Неужто не понимал этот человек, что, произнося подобные слова, он окончательно убивал в солдатах веру в тех людей, которые должны были вести их в бой: что он этим еще более расширял пропасть между офицерами и солдатами. Воля ваша, я лучшего мнения об умственных способностях Керенского и скорее готов допустить умысел, чем добросовестное заблуждение вследствие глупости.

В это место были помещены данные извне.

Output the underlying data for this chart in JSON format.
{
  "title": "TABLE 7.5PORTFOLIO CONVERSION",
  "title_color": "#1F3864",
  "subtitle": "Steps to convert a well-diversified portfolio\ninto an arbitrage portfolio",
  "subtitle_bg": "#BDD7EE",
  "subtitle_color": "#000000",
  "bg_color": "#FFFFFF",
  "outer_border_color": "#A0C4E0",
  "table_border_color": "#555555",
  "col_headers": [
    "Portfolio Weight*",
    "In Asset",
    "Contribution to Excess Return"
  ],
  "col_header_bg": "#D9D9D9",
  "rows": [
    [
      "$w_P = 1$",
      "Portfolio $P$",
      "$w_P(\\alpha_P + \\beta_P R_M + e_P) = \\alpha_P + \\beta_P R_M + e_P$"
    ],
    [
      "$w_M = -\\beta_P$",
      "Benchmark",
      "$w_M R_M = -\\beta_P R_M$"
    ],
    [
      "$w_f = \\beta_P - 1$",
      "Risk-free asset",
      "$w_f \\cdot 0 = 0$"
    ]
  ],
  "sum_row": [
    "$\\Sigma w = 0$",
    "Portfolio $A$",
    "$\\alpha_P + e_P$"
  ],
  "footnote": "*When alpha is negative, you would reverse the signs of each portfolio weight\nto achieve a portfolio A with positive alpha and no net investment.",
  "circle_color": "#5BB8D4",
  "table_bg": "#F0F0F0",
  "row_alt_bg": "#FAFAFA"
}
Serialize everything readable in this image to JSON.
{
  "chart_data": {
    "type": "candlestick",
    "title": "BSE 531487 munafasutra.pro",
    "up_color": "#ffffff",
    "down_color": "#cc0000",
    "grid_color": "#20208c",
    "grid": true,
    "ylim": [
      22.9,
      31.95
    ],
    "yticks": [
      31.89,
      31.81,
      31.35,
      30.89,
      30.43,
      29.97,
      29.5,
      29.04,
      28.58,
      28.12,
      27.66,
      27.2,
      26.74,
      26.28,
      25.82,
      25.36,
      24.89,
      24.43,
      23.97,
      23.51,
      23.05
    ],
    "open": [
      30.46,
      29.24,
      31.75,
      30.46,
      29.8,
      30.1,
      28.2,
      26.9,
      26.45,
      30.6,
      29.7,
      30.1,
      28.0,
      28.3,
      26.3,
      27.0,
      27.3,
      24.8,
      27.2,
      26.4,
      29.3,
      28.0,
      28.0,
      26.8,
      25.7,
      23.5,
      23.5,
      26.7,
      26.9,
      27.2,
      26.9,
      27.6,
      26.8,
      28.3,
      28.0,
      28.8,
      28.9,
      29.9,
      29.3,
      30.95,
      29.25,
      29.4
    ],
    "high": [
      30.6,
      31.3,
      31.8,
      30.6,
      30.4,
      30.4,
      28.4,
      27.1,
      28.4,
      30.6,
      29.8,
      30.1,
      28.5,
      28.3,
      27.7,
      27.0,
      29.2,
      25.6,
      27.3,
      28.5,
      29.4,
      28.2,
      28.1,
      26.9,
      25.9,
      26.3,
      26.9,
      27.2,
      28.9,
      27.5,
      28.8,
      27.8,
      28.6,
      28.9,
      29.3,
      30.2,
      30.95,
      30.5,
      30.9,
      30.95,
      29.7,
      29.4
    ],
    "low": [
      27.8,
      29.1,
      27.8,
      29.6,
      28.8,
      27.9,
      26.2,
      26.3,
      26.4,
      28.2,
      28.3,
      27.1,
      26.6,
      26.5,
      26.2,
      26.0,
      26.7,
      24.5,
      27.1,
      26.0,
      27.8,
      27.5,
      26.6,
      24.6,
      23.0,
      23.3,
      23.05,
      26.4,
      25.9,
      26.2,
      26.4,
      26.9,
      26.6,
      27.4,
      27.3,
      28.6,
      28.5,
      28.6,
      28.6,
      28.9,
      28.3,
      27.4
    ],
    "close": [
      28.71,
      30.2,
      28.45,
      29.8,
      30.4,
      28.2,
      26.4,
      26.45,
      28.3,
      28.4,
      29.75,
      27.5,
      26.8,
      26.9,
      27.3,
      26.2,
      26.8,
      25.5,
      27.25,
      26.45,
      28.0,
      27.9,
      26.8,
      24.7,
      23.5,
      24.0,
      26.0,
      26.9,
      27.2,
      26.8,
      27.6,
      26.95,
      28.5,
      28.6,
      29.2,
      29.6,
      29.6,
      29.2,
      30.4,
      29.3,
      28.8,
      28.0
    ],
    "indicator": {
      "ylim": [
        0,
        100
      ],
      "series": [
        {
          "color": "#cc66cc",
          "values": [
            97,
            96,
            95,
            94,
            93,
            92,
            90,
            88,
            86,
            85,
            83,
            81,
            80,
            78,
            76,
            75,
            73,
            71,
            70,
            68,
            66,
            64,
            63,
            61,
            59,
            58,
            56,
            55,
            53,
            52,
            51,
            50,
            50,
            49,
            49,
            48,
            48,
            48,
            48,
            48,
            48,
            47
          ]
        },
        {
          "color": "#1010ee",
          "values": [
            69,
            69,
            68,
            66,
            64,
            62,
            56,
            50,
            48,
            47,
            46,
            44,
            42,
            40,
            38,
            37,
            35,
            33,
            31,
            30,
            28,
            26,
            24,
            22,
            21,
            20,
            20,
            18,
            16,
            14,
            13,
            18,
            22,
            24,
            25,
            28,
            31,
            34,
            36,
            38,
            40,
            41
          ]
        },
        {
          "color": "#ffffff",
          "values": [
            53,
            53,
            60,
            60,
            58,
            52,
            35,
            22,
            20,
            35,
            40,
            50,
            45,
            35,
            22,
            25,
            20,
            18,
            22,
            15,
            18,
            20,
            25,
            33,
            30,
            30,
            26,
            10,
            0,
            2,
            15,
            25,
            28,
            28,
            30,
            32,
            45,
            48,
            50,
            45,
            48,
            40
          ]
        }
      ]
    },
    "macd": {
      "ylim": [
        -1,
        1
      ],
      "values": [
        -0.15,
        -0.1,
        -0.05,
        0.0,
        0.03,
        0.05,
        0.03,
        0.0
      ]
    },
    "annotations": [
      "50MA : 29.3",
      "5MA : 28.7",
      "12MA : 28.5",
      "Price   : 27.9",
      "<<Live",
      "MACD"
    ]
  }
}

Помню, как в один из приездов Керенского на вокзале говорились ему приветственные речи председателем Союза офицеров
{67}, подполковником Новосильцевым
{68}, и от Солдатского союза каким-то солдатом-армянином. Новосильцев после выражения чувств всех офицеров, объединенных искренним желанием служить новой революционной России, между прочим высказал общее пожелание, чтобы Временное правительство проявило волю, чтобы теперь, пока еще не поздно, твердыми мерами поддержало дисциплину в армии и что все благонамеренные и лучшие элементы армии с нетерпением ожидают этого и окажут ему могучую поддержку. Солдат сказал нечто тоже в этом смысле. В ответ на это Керенский заявил, что из своих частых посещений фронта он вынес впечатление, что к суровым мерам прибегать вовсе не нужно, что суровые меры приводят как раз к нежелательным результатам, что единственно в данное время целесообразно – моральное воздействие и плоды его проявляются все более и более.
На чем основывалось утверждение военного министра о действительности морального воздействия, неизвестно, так как до Ставки чуть ли не ежедневно доходили сведения об антидисциплинарных выступлениях и солдатских эксцессах из разных мест. Во всяком случае, подобное заявление военного министра и в то же время министра председателя, то есть главы правительства, в официальной обстановке, в сердце армии, при многочисленной аудитории, произвело свое действие: развал армии при полной безнаказанности всякого рода своеволий пошел гигантскими шагами, и не прошло и месяца, как министру председателю пришлось отказаться от своего морального воздействия и, по требованию генерала Корнилова, установить смертную казнь за целый ряд воинских преступлений
{69}.
Глава IV. В ближнем тылу Западного фронта
Пост, который мне предложил Деникин, – главный начальник Минского военного округа на театре войны. Местом моей службы теперь был Смоленск. Я выехал из Могилева 25 июня, заехал на один день в Минск, чтобы представиться Деникину, и 27 июня прибыл в Смоленск.
Как я уже упомянул выше, я с самого начала кампании до апреля 1916 года был начальником штаба этого округа. Главным начальником его при мне и после моего ухода был генерал от кавалерии барон Рауш фон Траубенберг
{70}. Благороднейший, честнейший человек, единственным недостатком которого была, быть может, излишняя мягкость к подчиненным. Управляй он округом в обстановке мирного времени, он, несомненно, был бы обожаем всеми поголовно. Но тут, во время войны, когда состав войсковых частей округа беспрестанно менялся, одни части сменяли другие, люди запасных батальонов шли на пополнение боевых частей, а на смену им приходили выздоравливающие или новобранцы, популярности трудно было установиться, и, напротив, этот переменный состав округа представлял как нельзя более благоприятную почву для агитаторов. Этим последние и воспользовались.
В первые же дни революции они организовали беспорядки в запасном саперном батальоне, стоявшем в Смоленске
{71}. Барон Рауш в сопровождении начальника штаба округа генерала Морица
{72} и начальника дорожного отдела генерала Миллера
{73} отправился в батальон, чтобы урезонить бунтовщиков. Как нарочно, все трое генералов носили немецкие фамилии. Этого было достаточно. Им не только не удалось водворить порядок, но если им самим удалось спастись от смерти и отделаться только смещением с должностей и арестом, так только благодаря тому, что в первые дни революции революционные воины еще не вошли во вкус крови и оглядывались на Временное правительство. Никакого наказания за своевольное смещение начальников бунтовщики не понесли, да никто не ожидал этого. Петроград, Москва, Киев и другие пункты с крупными гарнизонами подали похвальный пример этому.